Я потрясённо уставилась на медсестру. Не знала таких вот нюансов.
– Поэтому, когда она сюда только попала, мы сначала на неё тоже подумали, – насыпала сахар в чай Тамара Васильевна и, помешивая ложечкой в стакане, пододвинула сахарницу ко мне. – Берите сахар, Лидия Степановна.
– Нет, спасибо, я не люблю сладкое, – рассеянно поблагодарила я и задала главный вопрос, – а давно у неё ухудшение случилось?
Но ответить на вопрос не дали – вернулся доктор и меня позвали на ЭКГ. Пришлось идти. Но ничего, контакты с медсестрой налажены, я таки рано или поздно узнаю всё.

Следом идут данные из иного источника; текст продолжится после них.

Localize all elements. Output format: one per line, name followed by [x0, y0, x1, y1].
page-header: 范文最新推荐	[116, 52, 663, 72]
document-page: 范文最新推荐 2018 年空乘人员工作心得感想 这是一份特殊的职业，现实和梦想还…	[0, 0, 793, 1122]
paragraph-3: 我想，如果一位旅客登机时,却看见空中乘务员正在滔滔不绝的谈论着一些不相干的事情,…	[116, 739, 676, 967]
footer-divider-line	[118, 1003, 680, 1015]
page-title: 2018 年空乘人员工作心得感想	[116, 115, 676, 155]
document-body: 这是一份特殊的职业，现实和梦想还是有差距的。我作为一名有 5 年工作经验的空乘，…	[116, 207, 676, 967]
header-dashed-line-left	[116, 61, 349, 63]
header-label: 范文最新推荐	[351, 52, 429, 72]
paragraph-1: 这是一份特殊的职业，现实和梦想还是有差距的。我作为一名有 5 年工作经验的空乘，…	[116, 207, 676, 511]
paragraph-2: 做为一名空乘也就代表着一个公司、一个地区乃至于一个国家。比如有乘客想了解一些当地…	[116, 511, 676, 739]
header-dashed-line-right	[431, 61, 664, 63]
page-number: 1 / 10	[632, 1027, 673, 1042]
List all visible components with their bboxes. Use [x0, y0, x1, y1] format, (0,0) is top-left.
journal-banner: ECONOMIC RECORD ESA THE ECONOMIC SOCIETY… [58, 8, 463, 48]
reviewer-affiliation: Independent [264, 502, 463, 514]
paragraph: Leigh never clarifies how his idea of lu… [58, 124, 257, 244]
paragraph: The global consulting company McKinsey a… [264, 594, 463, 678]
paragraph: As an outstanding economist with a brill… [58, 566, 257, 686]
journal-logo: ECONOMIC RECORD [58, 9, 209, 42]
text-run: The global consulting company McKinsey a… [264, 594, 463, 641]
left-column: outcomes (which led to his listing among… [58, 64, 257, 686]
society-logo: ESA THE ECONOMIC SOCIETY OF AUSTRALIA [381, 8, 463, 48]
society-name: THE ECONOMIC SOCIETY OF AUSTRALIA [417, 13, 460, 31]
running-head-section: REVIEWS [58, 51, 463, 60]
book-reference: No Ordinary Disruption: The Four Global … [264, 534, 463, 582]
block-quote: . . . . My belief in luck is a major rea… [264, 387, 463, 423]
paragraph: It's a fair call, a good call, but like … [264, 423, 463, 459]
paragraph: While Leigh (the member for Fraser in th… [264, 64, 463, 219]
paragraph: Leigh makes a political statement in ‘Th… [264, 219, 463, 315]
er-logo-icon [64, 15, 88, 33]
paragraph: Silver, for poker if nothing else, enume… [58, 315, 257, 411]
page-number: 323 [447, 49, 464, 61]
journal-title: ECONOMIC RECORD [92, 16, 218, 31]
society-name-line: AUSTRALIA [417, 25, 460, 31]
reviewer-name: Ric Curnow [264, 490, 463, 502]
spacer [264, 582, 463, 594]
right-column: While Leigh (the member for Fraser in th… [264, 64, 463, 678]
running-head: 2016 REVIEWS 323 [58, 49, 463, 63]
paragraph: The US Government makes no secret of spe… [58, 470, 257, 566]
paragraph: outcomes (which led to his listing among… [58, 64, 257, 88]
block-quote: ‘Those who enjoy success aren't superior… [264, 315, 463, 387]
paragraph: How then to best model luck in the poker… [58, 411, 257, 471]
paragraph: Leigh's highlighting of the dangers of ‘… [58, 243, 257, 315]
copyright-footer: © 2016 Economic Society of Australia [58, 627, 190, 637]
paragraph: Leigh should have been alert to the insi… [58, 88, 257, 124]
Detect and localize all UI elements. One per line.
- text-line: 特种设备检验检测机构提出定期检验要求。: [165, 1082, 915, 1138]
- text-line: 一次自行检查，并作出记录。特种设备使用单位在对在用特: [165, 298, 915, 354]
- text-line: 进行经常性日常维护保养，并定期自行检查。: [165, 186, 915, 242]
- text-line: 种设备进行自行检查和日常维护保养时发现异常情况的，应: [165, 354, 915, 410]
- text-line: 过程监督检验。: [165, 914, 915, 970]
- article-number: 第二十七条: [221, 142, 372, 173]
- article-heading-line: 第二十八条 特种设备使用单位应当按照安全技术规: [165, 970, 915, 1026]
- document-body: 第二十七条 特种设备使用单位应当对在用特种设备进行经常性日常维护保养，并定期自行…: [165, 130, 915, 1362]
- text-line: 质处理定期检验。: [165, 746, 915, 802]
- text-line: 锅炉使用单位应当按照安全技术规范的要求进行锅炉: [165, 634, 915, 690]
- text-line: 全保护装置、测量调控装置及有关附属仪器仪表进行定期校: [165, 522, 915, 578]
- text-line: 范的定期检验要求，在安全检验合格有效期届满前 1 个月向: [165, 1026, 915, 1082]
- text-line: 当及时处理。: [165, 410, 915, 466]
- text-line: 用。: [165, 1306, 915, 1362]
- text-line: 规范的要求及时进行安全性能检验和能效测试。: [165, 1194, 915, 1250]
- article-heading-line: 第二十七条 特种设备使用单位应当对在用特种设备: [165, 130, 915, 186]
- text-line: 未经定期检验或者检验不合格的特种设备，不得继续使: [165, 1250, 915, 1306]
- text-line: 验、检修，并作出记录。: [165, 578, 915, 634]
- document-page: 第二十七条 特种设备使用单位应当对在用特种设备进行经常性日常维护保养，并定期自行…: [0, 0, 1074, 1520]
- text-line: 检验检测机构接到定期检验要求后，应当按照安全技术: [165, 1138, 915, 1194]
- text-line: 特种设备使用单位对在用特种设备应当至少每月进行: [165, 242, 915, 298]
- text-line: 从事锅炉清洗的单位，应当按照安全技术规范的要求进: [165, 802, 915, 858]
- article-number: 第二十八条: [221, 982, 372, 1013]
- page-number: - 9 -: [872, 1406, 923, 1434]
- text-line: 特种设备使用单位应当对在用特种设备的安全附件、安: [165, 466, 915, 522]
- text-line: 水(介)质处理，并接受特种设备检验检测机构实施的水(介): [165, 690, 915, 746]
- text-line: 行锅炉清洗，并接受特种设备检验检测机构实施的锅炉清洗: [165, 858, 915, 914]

После процедуры, я вернулась в палату и, дождавшись, когда пациенты уйдут смотреть диафильмы, тихонечко проскользнула обратно на веранду.
Там меня уже нетерпеливо ждала Вера Борейкина. Точнее Лида Горшкова в теле Веры Борейкиной.
– Ты пришла, – тихо выдохнула она с такой непосредственной радостью, что у меня аж защемило сердце.
– Ну я же обещала, – ответила я.
Мы разговорились.
– А почему ты здесь так долго? – спросила я. – ты же вроде вполне нормальная.
– Да я больше симулирую, – вздохнула она, – понимаешь, мне же возвращаться некуда. И я не знаю, кем была эта женщина. Какая она. Какие у неё родители. Может, дети, муж есть. И вот что я в её жизни делать буду? Я не актриса. Понимаешь, мне страшно же! – всхлипнула она, вытирая рукавом замызганного халата слёзы.
Я понимала её прекрасно. Мне тоже было ужасно страшно, когда я попала сюда, в её тело.
– Но я больше не могу так жить, – слёзы опять потекли по её толстым щекам, – они держат меня на уколах и таблетках. Ты посмотри на эту тушу. Меня от них разносит. Я постоянно хочу есть. И мышцы всё время спазмами скрючивает. Больно так, что орать охота.
Я вздохнула. Ну что тут скажешь. Вот уж не повезло – так не повезло.
– Ты же домой сейчас ночевать пойдешь? – вдруг встрепенулась она.
Я кивнула.
– А ты можешь принести мне ирисок? Хоть пару штучек, – она с каким-то по-детски сконфуженным видом просительно улыбнулась, – я страсть как ириски люблю. Особенно «Тузик». Батончики тоже люблю, но они дорогие. Уже тыщу лет не ела. Скоро вкус забуду.
Я пообещала принести ирисок и батончиков, сдерживаясь, чтобы не расплакаться тоже.
Вот же как не повезло ей.
Домой вернулась почти затемно. Всю дорогу размышляла о той несчастной женщине, которая была Лидочкой. Да так заразмышлялась, что чуть остановку свою не пропустила. Пришлось автобус чуть ли не на ходу останавливать.